The most common causes of childhood epilepsy can be genetic and hereditary, due to trauma, abnormalities in brain development, infections and diseases, metabolic disorders, tumors and other issues. In fact, anything that disrupts a normal pattern of brain activity can cause epilepsy.
Genetic factors, such as mutations, play an important role in certain types of epilepsy which have a strong hereditary component. In some cases, gene changes can occur spontaneously and without a family history. For example, mutations affecting ion channels, such as those in the SCN1A gene, responsible for epileptic seizures that occur in severe myoclonic epilepsy in children or Dravet syndrome, have been described.
Brain damage can also be a determining factor in the onset of childhood epilepsy. this it can come from different stages of growth: during pregnancy, in infancy or adolescence. Blood vessel malformations and cerebrovascular disease can also be factors responsible for the onset of a seizure disorder.
Other diseases such as cerebral palsy or metabolic disorders such as phenylketonuria may be linked to childhood epilepsy. It is estimated that 20% of epileptic seizures have their origin in neurodevelopmental disorders and the most frequent usually occur in children with autism spectrum disorders and severe intellectual disability.
Doses of antiepileptics are used to treat childhood epilepsy, which are usually given depending on the type of epilepsy, age and weight of the affected child, divided over two or three daily doses. The neurologist is responsible for monitoring pharmacological treatment, Taking into account possible side effects and interactions with other drugs. Correct diagnosis is also essential.
Most monotherapy treatments (known as monotherapy) are effective in reducing and eliminating the incidence of seizures without any significant side effects. However, periodic checks are usually performed with tests such as electroencephalography, to collect data on the functioning of brain activity; and blood tests, to assess tolerance and levels of the drug in the blood plasma.
Sometimes a small number of epilepsies can be difficult to control and it is necessary to introduce several drugs at once, which leads to an increased risk of interactions and side effects. In cases where drug treatment does not work and the child resists its effects, surgery may be considered as an alternative.
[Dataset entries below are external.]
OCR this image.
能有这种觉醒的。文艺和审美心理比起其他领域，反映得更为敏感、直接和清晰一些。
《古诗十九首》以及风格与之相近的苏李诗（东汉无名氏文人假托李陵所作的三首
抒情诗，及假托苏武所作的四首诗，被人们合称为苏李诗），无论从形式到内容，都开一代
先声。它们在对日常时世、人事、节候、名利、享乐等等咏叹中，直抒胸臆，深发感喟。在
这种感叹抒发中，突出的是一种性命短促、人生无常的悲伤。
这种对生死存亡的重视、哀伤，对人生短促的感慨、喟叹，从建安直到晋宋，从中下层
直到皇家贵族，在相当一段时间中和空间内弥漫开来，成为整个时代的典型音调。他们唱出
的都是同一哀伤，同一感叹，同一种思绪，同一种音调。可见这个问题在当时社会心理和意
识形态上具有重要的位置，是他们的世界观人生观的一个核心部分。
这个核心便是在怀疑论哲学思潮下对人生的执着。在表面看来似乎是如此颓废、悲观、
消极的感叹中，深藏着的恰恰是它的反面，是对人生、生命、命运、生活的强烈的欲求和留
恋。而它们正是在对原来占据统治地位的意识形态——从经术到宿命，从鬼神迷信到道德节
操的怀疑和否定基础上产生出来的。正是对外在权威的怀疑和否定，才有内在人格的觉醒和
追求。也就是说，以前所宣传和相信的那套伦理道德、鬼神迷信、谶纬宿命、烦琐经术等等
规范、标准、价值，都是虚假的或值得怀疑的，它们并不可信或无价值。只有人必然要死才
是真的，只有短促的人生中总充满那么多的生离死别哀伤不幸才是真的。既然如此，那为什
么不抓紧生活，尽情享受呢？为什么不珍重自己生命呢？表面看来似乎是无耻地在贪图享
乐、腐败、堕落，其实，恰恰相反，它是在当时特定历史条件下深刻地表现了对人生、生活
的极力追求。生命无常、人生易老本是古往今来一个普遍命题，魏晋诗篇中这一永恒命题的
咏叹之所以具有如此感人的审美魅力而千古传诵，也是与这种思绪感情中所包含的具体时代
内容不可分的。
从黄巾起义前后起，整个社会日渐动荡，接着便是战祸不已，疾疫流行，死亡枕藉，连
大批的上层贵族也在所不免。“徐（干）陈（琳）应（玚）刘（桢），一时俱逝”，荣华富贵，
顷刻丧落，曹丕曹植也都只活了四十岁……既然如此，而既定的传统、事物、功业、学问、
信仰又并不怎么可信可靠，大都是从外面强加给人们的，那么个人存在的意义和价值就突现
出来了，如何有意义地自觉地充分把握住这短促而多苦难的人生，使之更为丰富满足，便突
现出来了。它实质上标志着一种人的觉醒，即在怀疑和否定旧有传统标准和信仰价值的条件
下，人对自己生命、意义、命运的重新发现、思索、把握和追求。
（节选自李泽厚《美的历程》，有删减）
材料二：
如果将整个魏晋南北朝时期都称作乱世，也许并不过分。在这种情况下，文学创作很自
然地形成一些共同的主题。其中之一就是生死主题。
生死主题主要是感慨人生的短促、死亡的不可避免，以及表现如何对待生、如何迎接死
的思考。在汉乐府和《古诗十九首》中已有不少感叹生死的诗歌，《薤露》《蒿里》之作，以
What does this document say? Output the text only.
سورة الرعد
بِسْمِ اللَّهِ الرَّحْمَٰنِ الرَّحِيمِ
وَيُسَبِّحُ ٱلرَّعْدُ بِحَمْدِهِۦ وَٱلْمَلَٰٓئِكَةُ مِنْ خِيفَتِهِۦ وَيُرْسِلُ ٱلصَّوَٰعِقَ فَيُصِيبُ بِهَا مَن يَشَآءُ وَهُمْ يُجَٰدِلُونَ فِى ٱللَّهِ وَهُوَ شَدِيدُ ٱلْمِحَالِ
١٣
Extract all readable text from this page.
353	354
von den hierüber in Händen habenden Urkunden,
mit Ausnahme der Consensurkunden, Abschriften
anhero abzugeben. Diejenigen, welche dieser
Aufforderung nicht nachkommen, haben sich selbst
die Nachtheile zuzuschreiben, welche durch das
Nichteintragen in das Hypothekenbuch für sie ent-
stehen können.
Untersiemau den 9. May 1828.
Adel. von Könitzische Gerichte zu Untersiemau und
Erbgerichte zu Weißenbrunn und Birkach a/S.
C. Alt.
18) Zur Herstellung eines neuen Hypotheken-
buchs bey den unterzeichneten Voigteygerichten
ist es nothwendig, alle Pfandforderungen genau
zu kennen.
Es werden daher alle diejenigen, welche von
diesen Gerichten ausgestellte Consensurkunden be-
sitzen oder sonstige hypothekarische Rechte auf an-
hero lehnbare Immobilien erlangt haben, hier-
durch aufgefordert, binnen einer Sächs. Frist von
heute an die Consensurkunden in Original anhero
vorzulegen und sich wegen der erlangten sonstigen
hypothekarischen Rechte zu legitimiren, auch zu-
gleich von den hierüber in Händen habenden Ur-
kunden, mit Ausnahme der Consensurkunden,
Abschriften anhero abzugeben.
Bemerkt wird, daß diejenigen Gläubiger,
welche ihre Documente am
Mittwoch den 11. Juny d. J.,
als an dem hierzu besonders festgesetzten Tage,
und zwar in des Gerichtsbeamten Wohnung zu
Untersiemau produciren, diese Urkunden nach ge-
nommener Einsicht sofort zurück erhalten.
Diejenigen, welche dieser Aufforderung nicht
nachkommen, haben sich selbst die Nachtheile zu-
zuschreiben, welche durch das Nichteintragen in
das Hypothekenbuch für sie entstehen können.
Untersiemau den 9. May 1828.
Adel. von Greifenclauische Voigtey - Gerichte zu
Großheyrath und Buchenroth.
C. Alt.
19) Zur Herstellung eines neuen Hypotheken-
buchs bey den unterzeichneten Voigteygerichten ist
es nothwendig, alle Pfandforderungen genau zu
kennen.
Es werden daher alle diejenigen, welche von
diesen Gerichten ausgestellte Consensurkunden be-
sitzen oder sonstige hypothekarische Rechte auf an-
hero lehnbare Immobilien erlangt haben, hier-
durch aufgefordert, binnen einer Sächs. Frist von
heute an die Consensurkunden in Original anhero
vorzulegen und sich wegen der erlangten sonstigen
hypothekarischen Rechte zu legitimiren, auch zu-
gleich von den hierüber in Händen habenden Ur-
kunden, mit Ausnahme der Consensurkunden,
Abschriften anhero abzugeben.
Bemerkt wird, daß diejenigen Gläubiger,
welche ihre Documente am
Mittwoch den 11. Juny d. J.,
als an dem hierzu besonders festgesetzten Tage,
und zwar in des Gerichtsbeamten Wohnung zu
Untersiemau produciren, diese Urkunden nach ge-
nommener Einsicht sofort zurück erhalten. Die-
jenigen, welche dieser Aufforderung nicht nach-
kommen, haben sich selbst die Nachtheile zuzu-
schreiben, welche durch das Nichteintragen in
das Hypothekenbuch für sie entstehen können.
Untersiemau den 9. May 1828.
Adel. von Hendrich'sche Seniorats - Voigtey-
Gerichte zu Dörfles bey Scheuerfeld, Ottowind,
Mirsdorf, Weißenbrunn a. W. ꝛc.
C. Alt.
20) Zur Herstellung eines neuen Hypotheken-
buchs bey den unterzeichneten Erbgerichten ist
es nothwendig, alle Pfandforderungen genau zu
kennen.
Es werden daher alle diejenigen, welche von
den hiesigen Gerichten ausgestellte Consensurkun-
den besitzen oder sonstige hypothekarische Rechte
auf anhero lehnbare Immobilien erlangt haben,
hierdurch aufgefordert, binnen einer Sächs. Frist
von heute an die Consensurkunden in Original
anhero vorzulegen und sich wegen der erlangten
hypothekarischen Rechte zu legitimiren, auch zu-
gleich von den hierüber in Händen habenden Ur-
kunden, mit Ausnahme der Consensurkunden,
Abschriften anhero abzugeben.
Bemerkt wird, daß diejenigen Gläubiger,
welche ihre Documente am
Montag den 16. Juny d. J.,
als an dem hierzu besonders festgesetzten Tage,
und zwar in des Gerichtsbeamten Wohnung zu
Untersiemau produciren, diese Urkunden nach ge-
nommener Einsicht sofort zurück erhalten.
Surgery is considered taking into account the area of the brain from which the seizures originate (Epileptic focus). An extirpation of this area can be performed; cutting off several areas of the brain so that the seizures do not spread; a callosotomy can be performed, which involves severing the network of neural connections between the hemispheres; or perform a hemispherectomy, in which half of the cerebral cortex or hemisphere is removed, a drastic technique used only as a last resort.
- Cerdà, JM, Argani, MT, Llerda, JM, González, FL, Puig, XS and Rieger, JS (2016). Official guide of the Spanish Society of Neurology for the clinical practice of epilepsy. Neurology, 31 (2), 121-129.
- Travé, TD, Petri, MEY and Victoriano, FG (2007). Descriptive study of childhood epilepsy. Journal of Neurology, 44 (12), 720-724.